Could the bones found in either of the "True" tombs of St. Peter actually be those of the Apostle? I suppose there is a remote possibility, but let us explore another avenue for a bit. When Constantine built the old St. Peter's Basilica, sometime around 320-325 AD, he had it constructed on the surface of a magnificent pagan cemetery. In the process, numerous tombs and mausolea were violated. This was no big deal because, as pontifex maximus of the Roman religion, Constantine could grant official pardons for this "violatio sepuchri." Though the builders likely tried to minimize the damage to existing graves, they surely did disturb the rest of some old bones. When this happened, they were careful to pile the bones neatly with sarcophagi. This latter was a practice dating from well before the time of Constantine, and clearly was being done at the time the Graffiti Wall was built beside the Red Wall. On the north side of the "Tomb of the Egyptians," one of many tombs discovered beneath the floor of St. Peter's, a chest was found filled with human bones, clearly the remains of earlier inhumations reburied when the tomb was built. (Jocelyn Toynbee and John Ward Perkins, The Shrine of St. Peter and the Vatican Excavations, Longmans, Green and Co., London, 1956, p. 53)
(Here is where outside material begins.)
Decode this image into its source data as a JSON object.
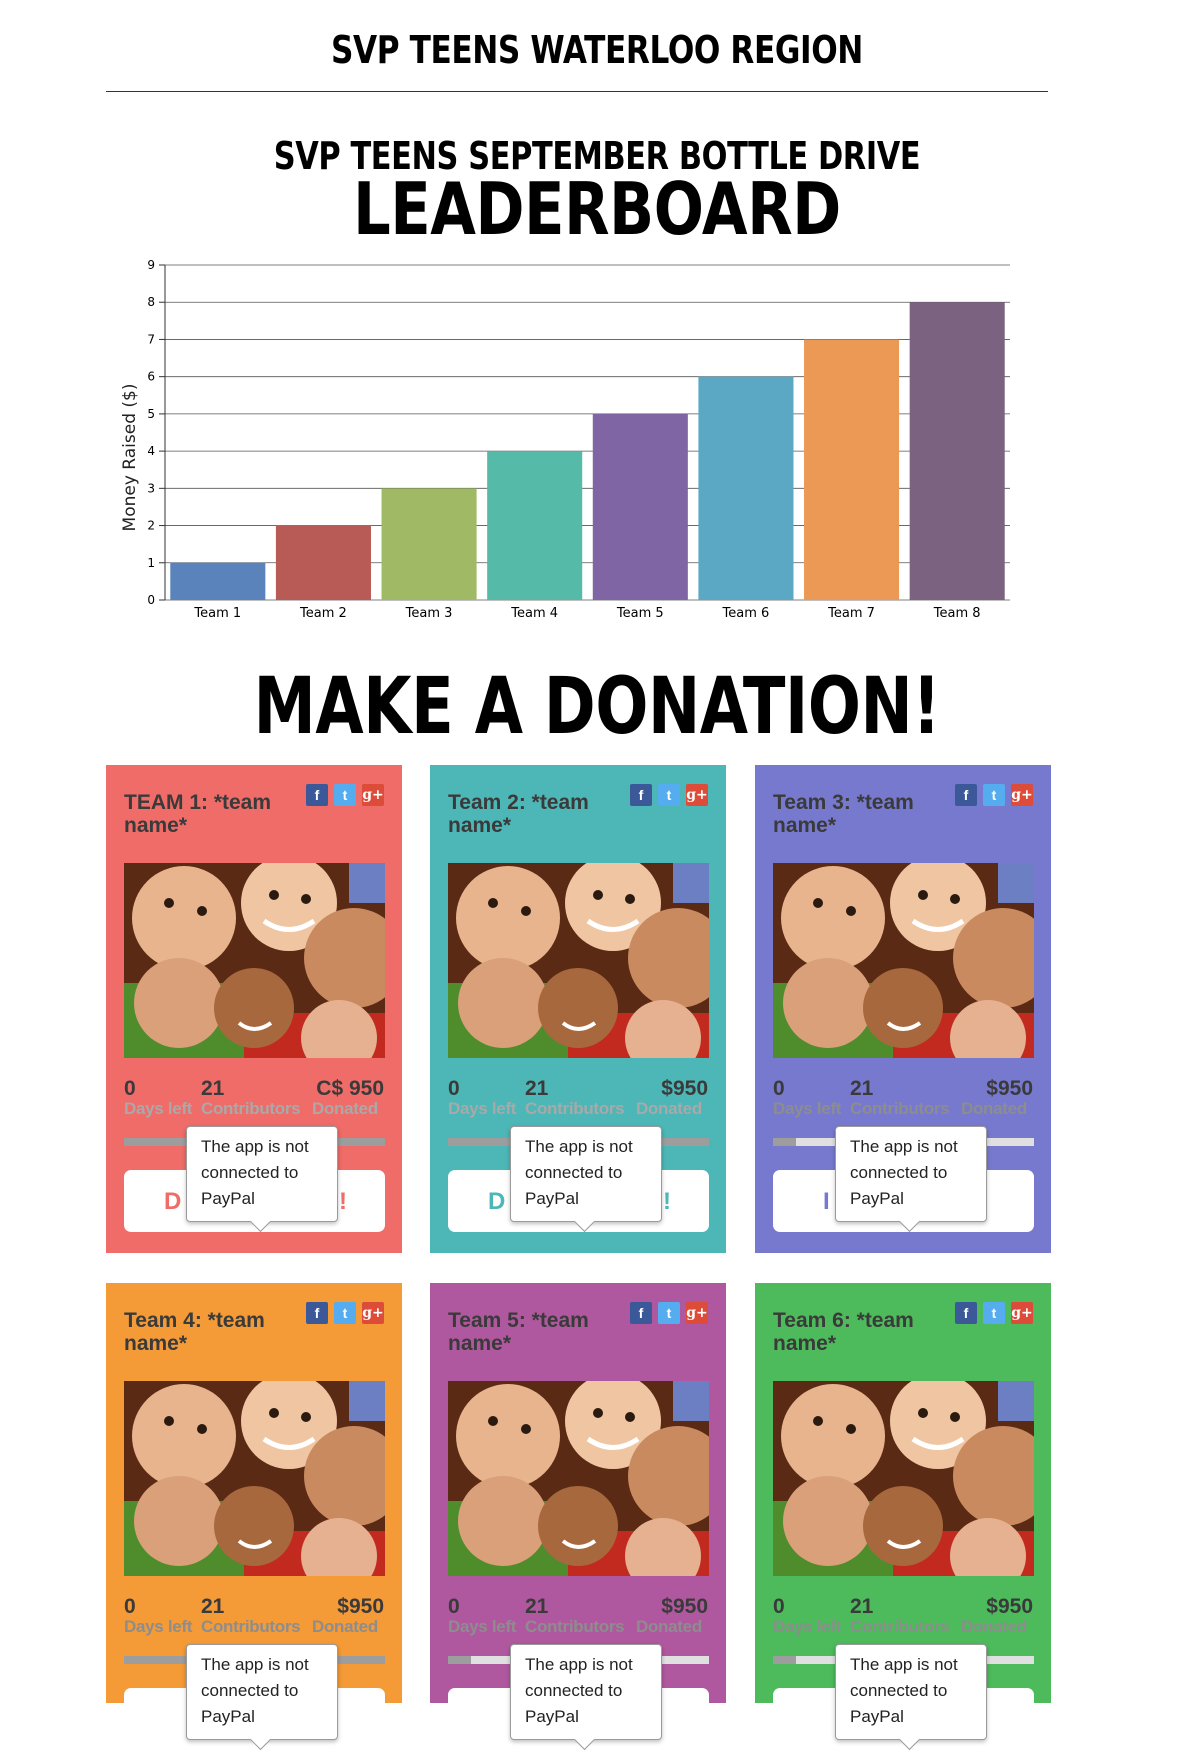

What it all boils down to is that Pope Pius XII was wrong when he announced to the world that Peter's tomb had been found and when Pope Paul VI announced that the bones of Peter had been identified he also was wrong. In common with all the relics so dear to Roman Catholicism, their discovery and authentication is awash with evidence of superstition, ignorance, incompetence and just plain chicanery. If the Catholic faithful are told to believe that the bones authenticated by Paul VI as being those of Peter of the five legs, two heads and two genders, why shouldn't they believe that the 11th century skull in the Lateran also is his?
This fraud is nothing more, nor nothing less, than archeological eisegesis.
Leviticus 19:4, "Turn ye not unto idols, nor make to yourselves molten gods: I am the LORD your God."
2 Corinthians 6:14-18, "Be ye not unequally yoked together with unbelievers: for what fellowship hath righteousness with unrighteousness? and what communion hath light with darkness? And what concord hath Christ with Belial? or what part hath he that believeth with an infidel? And what agreement hath the temple of God with idols? for ye are the temple of the living God; as God hath said, I will dwell in them, and walk in them; and I will be their God, and they shall be my people. Wherefore come out from among them, and be ye separate, saith the Lord, and touch not the unclean thing; and I will receive you, And will be a Father unto you, and ye shall be my sons and daughters, saith the Lord Almighty."